Solo may not be decked out in snazzy imports, but he still stays warm.  He wears a Weatherbeeta Landa medium weight turnout.  This is the first blanket I ever bought for him, in a second-chance auction on eBay, and I believe this is at least the fourth winter he has worn it, if not the fifth.  Mr. Chunky wears the 78" and it has a nice length to its drape as well.  Also nylon-lined with a shoulder gusset, it has never once rubbed his big shoulders.  I have had to replace the leg straps once, the cheap snaps on the back froze up on me and broke, but it was an easy fix.  I've sewed up a hole or two in the lining over the years -- it once got run over by a tractor (sans Solo, thankfully) and some of the stress points have stretched and worn, but nothing a quick stitch-up couldn't mend, so it's still going.  The outside is impeccable -- all of the stitching is still tight and it has never ripped.  I have had it cleaned and re-waterproofed one time (yeah, I'm cheap) and it remains waterproof and breathable.

The boys share a rain sheet, which is one I bought secondhand from a friend about two and a half years ago.  It's a very simple Rider's International turnout sheet from Dover.  I didn't pay a lot for it, but I have been very impressed with it; the horses stay dry and it's a great windbreaker.  No sexy horse modeling pics of this one, sorry.  It's mesh lined with nylon at the shoulders so it doesn't rub either.  No rips on the outside of this one, although I have plied my impeccable seamstress skills to the inside a time or two.  I would guess it's about four years old at this point, but doesn't show any signs of stopping soon.

We have other dashingly fashionable items of horse attire, naturally, but I'm not about to admit in one post how many.  But that is the extent of our turnout wardrobe and I can happily give a confident thumbs up to all three! 

March 19, 2010

How To Blanket A Horse

I bet you thought you knew how to perform this simple skill, didn't you?

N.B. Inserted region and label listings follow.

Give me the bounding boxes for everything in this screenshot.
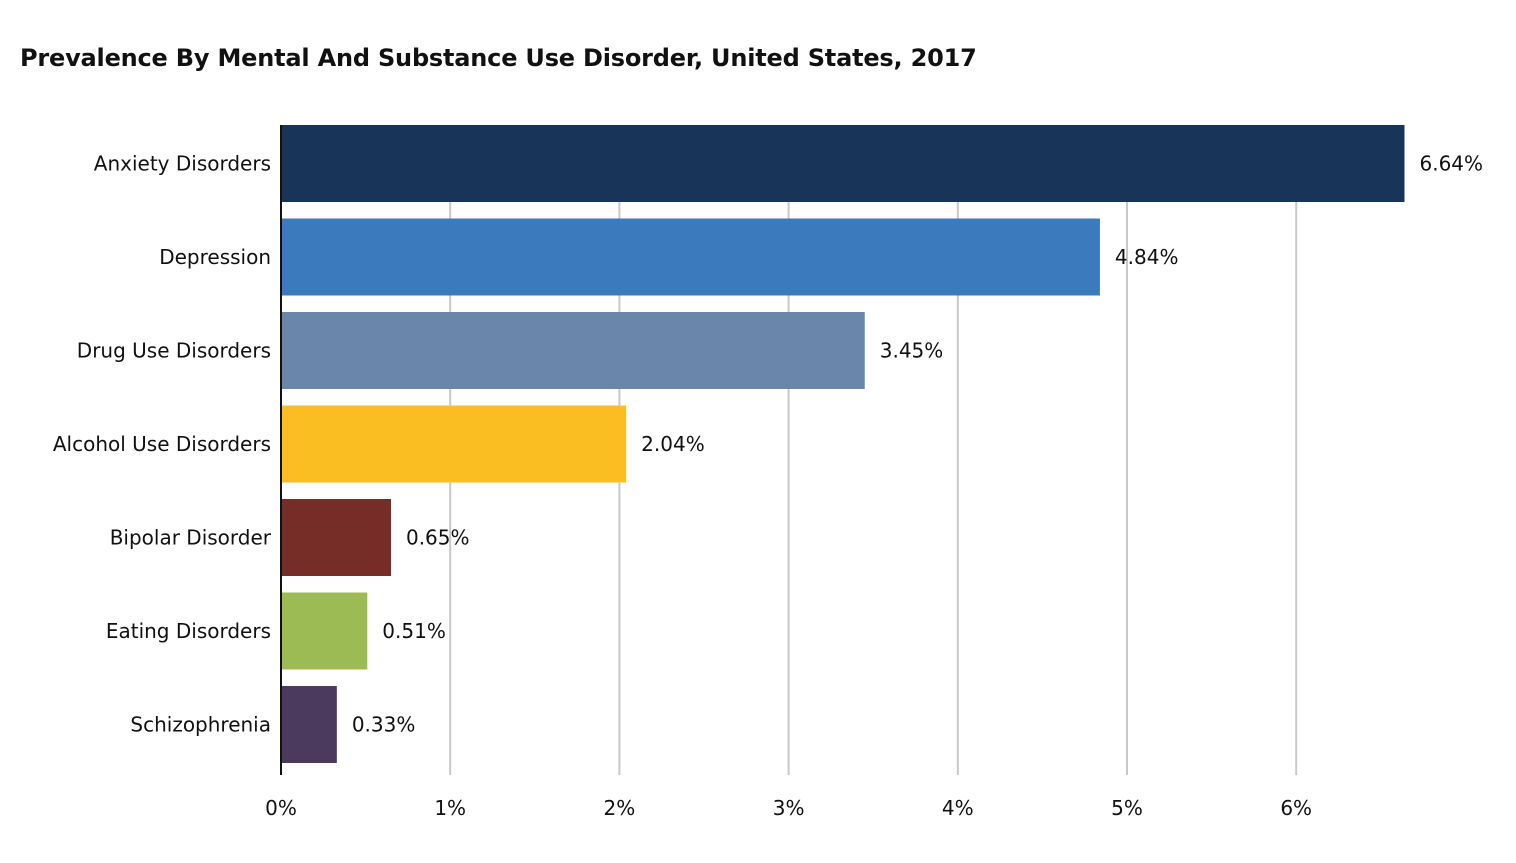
category-label-anxiety-disorders: Anxiety Disorders [94,152,271,176]
value-label-depression: 4.84% [1115,245,1179,269]
bar-bipolar-disorder [281,499,391,576]
category-label-bipolar-disorder: Bipolar Disorder [110,526,272,550]
x-tick-label-4: 4% [942,796,974,820]
value-label-schizophrenia: 0.33% [352,713,416,737]
bars [281,125,1405,763]
value-labels: 6.64% 4.84% 3.45% 2.04% 0.65% 0.51% 0.33% [352,152,1483,737]
x-tick-label-5: 5% [1111,796,1143,820]
bar-schizophrenia [281,686,337,763]
bar-eating-disorders [281,592,368,670]
category-label-drug-use-disorders: Drug Use Disorders [77,339,271,363]
x-tick-label-2: 2% [604,796,636,820]
bar-anxiety-disorders [281,125,1405,202]
bar-depression [281,218,1100,296]
category-label-depression: Depression [159,245,271,269]
chart-title: Prevalence By Mental And Substance Use D… [20,44,977,72]
category-label-eating-disorders: Eating Disorders [106,619,271,643]
value-label-anxiety-disorders: 6.64% [1419,152,1483,176]
value-label-alcohol-use-disorders: 2.04% [641,432,705,456]
x-tick-label-1: 1% [434,796,466,820]
value-label-eating-disorders: 0.51% [382,619,446,643]
value-label-drug-use-disorders: 3.45% [880,339,944,363]
x-tick-labels: 0% 1% 2% 3% 4% 5% 6% [265,796,1312,820]
x-tick-label-6: 6% [1280,796,1312,820]
category-labels: Anxiety Disorders Depression Drug Use Diso… [53,152,272,737]
category-label-schizophrenia: Schizophrenia [130,713,271,737]
value-label-bipolar-disorder: 0.65% [406,526,470,550]
bar-alcohol-use-disorders [281,405,627,483]
bar-drug-use-disorders [281,312,865,389]
x-tick-label-0: 0% [265,796,297,820]
category-label-alcohol-use-disorders: Alcohol Use Disorders [53,432,271,456]
x-tick-label-3: 3% [773,796,805,820]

Well, around our place, some technique modification is required.

1. Enter pasture with blanket wadded under one arm so you can open the gate with the other.
2. Unwind blanket straps from around legs as horses trot up to investigate whether mysterious bundle under your arm is stuffed with carrots.
3. Place blanket on Jeff's (Solo's pasture mate who is body clipped, hence the blanket) back.
4. Remove Solo's nose from Jeff's back so you can smooth out blanket before beginning to attach straps.
5. Buckle chest straps.
6. Remove Solo's nose from your back pocket so you can walk around to do leg straps.
7. Fasten Jeff's leg strap on near side.
8. Remove Solo's nose from underneath Jeff's blanket on off side so you can also fasten that leg strap.
9. Remove Solo's nose from your shoulder so you can walk back around to Jeff's near side to fasten belly straps.
10. Fasten front belly strap.
11. Remove Solo's nose from your side pocket so you can fasten rear belly strap.
12. Pat Jeff on the bum so he knows he is free to go.
13. Extricate Solo from your lap so you can open pasture gate and exit.